依赖肠外营养的儿科患者中心导管相关血行感染处理过程
中心导管相关血行感染(CLABSI)是家庭肠外营养(HPN)的重要并发症,早期诊断、早期治疗能有效改善临床预后。
为提供诊断CLABSI的循证医学证据,波士顿儿童医院、贝斯以色列女执事医疗中心对42个机构开展调查,在22个经常诊断CLABSI的机构中,比较公认的诊断指标是微生物血培养和全血细胞计数。此外,临床症状和体征可为诊断提供依据,如发热、疲乏、心动过速等,但各机构间差别较大。
JPEN J Parenter Enteral Nutr. 2016;40(4):129-131.
Processes for Ruling Out Central Line-Associated Bloodstream Infections in Parenteral Nutrition-Dependent Pediatric Patients.
Bennet S. Cho; Kathleen M. Gura; Alexis K. Potemkin; Alison O'Loughlin; Prathima Nandivada; Lorenzo Anez-Bustillos; Meredith A. Baker; Duy T. Dao; Mark Puder; Gillian L. Fell.
Boston Children's Hospital, Boston, MA, USA; Beth Israel-Deaconess Medical Center, Boston, MA, USA.
Purpose: Parenteral nutrition (PN) is a life-sustaining therapy in pediatric patients with intestinal failure (IF) who are unable to absorb nutrients enterally.
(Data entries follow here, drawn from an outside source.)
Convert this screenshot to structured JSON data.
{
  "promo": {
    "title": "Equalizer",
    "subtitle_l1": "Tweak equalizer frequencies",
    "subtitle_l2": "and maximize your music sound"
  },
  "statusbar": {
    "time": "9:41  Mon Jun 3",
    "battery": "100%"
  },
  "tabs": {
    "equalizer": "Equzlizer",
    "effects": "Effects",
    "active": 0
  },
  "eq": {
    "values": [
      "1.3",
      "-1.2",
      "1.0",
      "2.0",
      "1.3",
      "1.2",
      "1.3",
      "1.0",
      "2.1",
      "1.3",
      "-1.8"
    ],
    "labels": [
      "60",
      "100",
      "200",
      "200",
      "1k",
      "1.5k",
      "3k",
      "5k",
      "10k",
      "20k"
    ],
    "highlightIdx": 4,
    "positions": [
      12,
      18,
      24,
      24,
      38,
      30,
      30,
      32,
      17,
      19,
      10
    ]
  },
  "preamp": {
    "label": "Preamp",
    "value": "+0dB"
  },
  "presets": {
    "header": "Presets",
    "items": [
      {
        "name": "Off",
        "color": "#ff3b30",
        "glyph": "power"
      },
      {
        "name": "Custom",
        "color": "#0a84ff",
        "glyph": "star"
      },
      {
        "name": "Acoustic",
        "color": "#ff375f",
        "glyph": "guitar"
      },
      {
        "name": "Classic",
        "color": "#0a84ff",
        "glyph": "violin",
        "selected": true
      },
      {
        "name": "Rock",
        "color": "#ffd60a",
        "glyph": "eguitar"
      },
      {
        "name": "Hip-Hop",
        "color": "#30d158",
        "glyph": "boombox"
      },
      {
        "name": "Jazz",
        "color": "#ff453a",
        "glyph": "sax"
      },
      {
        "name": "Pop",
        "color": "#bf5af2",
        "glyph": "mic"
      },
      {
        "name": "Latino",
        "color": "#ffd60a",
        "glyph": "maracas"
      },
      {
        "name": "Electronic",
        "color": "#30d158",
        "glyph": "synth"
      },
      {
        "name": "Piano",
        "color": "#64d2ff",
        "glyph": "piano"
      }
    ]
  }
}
Patients who require long-term PN have central venous catheters for delivery of home PN (HPN). Central line-associated bloodstream infection (CLABSI) is the most common complication of HPN. Delays in diagnosis and treatment of CLABSI can result in sepsis, multisystem organ failure, and death. Given the potential gravity of CLABSI, there is a low threshold to admit and empirically treat HPN patients who present with concern for CLABSI. Certain CLABSI rule-out practices, such as obtaining microbial blood cultures, are evidence based, while other practices, such as length of inpatient admission for CLABSI rule-out, are not. The purpose of this study is to assess CLABSI rule-out practices at pediatric IF and HPN programs in the United States to determine what information would be nationally applicable to aide in defining and refining best CLABSI rule-out practices.
Methods: A 5-question electronic survey of CLABSI rule-out practices for pediatric HPN patients was sent to directors of 42 pediatric HPN or IF programs in the United States. Survey questions asked about the presence of an institutional protocol for managing CLABSI evaluation, admission practices and laboratory values obtained, and the top 3 presenting signs and symptoms felt to be most concerning for CLABSI based on institutional experience. Responses were not linked to particular institutions.
Results: Twenty-two of 42 programs responded. Fifteen (68%) have a protocol for CLABSI evaluation, while the remaining 7 (32%) have no specific protocol but general agreement among physicians on CLABSI rule-out management. Twelve programs (55%) always admit patients with suspected CLABSI; 9 (41%) usually admit patients; and 1 (4%) usually does not admit patients. Of the 21 programs that usually or always admit patients to rule-out CLABSI, 19 (90%) admit for 48 hours, and 2 (10%) admit for longer than 48 hours. At presentation for CLABSI evaluation, all programs obtain microbial blood cultures and complete blood counts; 18 (82%) obtain blood chemistries; 14 (64%) obtain liver panels; and 11 (50%) obtain C-reactive protein levels. All programs reported fever among the top 3 signs or symptoms most concerning for CLABSI. Respondents reported other signs and symptoms among the top 3 most concerning for CLABSI at variable frequencies, including leukocytosis (48%), fatigue (38%), tachycardia (33%), elevated C-reactive protein (29%), thrombocytopenia (14%), elevated liver function tests (14%), changes in ostomy output (5%), leukopenia (5%), and respiratory distress (5%).
Conclusions: Based on responses from 22 of 42 pediatric IF and HPN programs in the United States, it appears that while some CLABSI rule-out practices, including obtaining microbial blood cultures and complete blood count values, are widely agreed on, the majority of CLABSI rule-out practices, as well as perceptions of signs and symptoms most concerning for CLABSI, are variable among institutions. This study highlights a need for data-driven evidence to guide admission practices and define laboratory values, presenting signs, and patient symptoms important for risk-stratifying HPN patients at presentation for CLABSI evaluation. Development of an evidence-based standard of care may improve the quality of care and safety for this patient population.
Financial support: National Institutes of Health grant T35 HL 110843 (B.S.C.), National Institutes of Health grant F32DK104525-01 (G.L.F.).